Ein „Maulkorb“ für Zeller?!

Mittes Bezirksbürgermeister Joachim Zeller soll bei bezirklich organisierten Gedenkveranstaltungen zum 8. Mai nicht mehr öffentlich auftreten. Das haben die Bezirksverordneten mehrheitlich auf der letzten BVV beschlossen.

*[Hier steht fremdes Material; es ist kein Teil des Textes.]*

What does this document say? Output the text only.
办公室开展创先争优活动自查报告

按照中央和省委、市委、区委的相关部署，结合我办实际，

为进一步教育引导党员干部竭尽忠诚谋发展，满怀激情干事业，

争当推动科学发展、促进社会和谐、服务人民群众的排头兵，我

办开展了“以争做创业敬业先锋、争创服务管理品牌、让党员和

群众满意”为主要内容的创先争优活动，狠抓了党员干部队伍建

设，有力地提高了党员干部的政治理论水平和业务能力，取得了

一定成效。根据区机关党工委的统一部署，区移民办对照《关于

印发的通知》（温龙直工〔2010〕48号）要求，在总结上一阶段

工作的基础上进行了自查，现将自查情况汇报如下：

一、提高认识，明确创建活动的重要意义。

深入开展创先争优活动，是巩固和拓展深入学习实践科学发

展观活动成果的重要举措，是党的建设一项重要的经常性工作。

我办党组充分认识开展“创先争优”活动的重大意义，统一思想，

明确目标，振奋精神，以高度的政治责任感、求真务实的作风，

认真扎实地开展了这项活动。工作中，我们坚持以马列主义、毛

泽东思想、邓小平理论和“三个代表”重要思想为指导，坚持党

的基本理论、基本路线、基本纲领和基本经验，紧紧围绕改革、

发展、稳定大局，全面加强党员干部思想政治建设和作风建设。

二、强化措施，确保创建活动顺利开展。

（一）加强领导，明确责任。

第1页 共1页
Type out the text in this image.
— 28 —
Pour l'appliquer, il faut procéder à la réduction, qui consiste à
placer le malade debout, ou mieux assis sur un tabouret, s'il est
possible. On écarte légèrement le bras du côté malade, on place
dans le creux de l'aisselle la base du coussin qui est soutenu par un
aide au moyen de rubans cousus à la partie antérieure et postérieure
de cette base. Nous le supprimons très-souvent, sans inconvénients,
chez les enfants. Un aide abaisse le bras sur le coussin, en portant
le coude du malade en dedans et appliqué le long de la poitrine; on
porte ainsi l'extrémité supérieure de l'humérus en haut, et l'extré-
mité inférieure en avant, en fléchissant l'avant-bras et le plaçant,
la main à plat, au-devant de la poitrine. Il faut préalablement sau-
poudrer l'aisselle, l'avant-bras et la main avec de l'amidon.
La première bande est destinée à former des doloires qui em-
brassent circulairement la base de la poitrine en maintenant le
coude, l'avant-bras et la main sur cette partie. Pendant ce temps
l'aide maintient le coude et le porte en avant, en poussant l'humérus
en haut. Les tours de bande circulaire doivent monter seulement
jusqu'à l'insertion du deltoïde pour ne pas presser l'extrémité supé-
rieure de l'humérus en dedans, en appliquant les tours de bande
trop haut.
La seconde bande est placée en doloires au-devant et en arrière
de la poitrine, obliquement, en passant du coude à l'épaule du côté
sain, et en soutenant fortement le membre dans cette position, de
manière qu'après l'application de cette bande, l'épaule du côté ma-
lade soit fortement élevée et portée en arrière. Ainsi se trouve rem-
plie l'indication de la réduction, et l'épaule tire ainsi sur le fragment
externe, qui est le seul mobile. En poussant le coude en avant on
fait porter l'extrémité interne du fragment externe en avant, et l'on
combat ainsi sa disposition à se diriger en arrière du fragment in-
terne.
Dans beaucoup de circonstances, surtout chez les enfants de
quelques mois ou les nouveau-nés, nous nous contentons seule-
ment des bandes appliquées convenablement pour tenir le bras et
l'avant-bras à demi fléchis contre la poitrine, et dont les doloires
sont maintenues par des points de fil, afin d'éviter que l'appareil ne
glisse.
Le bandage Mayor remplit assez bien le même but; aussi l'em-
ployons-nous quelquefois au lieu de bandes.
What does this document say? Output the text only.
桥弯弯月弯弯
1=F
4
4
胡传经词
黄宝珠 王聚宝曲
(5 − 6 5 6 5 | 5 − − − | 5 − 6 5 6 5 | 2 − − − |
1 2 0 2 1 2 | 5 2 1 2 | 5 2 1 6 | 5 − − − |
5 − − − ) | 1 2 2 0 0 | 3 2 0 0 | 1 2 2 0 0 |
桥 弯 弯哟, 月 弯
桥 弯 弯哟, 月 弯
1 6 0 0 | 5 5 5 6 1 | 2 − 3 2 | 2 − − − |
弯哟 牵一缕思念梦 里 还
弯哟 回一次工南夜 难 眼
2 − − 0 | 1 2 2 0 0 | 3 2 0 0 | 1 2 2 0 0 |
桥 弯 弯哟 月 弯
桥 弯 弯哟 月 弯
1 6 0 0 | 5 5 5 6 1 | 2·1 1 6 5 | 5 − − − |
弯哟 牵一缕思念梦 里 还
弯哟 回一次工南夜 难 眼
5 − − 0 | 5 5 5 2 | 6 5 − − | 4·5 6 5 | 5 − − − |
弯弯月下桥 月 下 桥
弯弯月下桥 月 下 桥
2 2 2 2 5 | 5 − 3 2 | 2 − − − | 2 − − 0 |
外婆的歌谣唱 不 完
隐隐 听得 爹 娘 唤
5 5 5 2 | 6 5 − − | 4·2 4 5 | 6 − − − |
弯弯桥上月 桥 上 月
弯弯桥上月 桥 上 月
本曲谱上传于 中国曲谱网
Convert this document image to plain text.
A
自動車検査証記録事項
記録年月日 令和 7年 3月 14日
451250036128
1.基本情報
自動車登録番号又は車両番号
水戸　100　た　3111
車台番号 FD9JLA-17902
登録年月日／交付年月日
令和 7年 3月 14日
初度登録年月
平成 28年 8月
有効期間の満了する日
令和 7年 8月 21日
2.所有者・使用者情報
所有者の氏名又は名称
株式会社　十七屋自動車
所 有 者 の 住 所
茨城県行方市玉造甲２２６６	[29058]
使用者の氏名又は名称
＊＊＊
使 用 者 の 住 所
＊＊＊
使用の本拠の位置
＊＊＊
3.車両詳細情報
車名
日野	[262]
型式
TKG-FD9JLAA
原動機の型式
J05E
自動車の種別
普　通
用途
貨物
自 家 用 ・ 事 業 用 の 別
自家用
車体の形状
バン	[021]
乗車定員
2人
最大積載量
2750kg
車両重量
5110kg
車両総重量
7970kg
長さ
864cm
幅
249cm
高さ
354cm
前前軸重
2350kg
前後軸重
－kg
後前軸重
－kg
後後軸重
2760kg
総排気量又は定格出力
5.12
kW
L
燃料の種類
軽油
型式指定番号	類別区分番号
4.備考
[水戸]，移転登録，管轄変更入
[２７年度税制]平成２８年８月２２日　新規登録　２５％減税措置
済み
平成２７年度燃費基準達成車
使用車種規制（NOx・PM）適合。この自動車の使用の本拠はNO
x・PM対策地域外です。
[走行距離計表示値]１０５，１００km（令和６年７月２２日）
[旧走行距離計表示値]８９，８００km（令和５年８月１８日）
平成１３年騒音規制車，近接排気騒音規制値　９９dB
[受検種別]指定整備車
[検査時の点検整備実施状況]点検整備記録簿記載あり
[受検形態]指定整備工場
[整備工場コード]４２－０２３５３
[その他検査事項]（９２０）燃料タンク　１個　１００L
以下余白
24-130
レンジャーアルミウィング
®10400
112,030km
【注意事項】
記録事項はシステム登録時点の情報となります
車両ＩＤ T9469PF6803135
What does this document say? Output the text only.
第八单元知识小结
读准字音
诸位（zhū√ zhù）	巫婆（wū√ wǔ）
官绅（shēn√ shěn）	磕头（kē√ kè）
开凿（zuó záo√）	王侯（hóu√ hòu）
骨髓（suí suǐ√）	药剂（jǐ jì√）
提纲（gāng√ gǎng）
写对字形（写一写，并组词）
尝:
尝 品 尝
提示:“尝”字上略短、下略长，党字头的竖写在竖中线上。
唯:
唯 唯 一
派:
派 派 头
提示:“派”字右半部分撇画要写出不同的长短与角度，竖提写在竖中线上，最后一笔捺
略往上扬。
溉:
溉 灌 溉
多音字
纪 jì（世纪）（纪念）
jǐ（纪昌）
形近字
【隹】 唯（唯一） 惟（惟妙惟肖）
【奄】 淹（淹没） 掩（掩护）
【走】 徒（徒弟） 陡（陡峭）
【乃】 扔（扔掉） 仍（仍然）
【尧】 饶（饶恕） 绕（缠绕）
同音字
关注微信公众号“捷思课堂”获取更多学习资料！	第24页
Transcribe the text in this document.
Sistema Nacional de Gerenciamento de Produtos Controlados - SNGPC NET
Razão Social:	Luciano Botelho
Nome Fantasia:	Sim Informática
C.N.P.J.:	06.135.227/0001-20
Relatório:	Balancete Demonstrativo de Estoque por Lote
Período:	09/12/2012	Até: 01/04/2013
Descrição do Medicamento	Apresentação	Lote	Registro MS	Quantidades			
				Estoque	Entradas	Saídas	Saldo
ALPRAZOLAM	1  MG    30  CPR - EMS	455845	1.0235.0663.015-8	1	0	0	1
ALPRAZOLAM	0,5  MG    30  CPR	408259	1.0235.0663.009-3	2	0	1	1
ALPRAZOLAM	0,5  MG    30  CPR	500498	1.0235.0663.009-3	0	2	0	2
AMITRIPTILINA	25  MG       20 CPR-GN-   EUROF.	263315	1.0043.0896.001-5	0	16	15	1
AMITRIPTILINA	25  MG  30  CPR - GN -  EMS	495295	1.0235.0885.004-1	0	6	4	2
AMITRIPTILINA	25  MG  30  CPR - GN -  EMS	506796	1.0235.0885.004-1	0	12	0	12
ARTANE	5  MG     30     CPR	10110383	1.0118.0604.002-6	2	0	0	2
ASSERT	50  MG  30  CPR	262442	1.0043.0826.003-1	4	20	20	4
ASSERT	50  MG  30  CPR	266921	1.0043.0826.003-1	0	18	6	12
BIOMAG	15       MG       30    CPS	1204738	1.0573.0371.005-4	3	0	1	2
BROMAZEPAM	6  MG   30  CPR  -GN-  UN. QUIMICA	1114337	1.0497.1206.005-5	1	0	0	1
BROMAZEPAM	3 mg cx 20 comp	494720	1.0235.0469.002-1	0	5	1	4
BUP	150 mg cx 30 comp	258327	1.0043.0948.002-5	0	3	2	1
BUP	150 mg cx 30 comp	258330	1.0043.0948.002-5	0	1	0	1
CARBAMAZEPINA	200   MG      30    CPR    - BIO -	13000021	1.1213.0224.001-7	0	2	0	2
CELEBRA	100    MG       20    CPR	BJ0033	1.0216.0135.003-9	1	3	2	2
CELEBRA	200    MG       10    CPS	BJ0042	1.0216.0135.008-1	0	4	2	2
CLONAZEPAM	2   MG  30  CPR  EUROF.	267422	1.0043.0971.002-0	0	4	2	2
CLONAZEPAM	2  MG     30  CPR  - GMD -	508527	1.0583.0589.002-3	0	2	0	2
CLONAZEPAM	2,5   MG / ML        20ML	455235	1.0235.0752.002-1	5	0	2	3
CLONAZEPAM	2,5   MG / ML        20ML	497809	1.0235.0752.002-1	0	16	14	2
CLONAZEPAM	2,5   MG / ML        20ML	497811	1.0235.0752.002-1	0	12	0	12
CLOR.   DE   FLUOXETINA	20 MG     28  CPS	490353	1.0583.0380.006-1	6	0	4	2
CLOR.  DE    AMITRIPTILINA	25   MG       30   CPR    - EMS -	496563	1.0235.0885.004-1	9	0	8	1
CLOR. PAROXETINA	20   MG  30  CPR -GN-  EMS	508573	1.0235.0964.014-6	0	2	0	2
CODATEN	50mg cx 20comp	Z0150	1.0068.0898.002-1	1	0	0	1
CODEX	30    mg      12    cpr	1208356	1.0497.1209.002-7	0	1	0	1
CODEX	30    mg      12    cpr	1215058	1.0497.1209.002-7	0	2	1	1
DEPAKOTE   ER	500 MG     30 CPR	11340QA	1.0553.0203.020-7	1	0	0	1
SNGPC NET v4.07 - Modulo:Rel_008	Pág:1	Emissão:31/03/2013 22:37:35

Daraufhin musste das  Programm für schon geplante Gedenkveranstaltungen kurzfristig geändert werden.Die Begründung: Nach Zellers Äußerung „Wir müssen die Stadt von dem Linksblock befreien, das ist dann der Tag der Befreiung für Berlin“ hält die SPD öffentliche Auftritte des CDU Bürgermeisters zum 8. Mai „nicht mehr für angemessen.“ „Wir kritisieren, dass Herr Zeller sich in keiner Weise öffentlich von seiner Position distanziert und die gemachte Aussage korrigiert hat. Er hat mit seinem Verhalten für uns an Glaubwürdigkeit verloren“, heißt es in einer Pressemitteilung der Fraktion. Die SPD wird dabei von der PDS und einem Teil der Fraktion der Bündnis 90/Grünen unterstützt.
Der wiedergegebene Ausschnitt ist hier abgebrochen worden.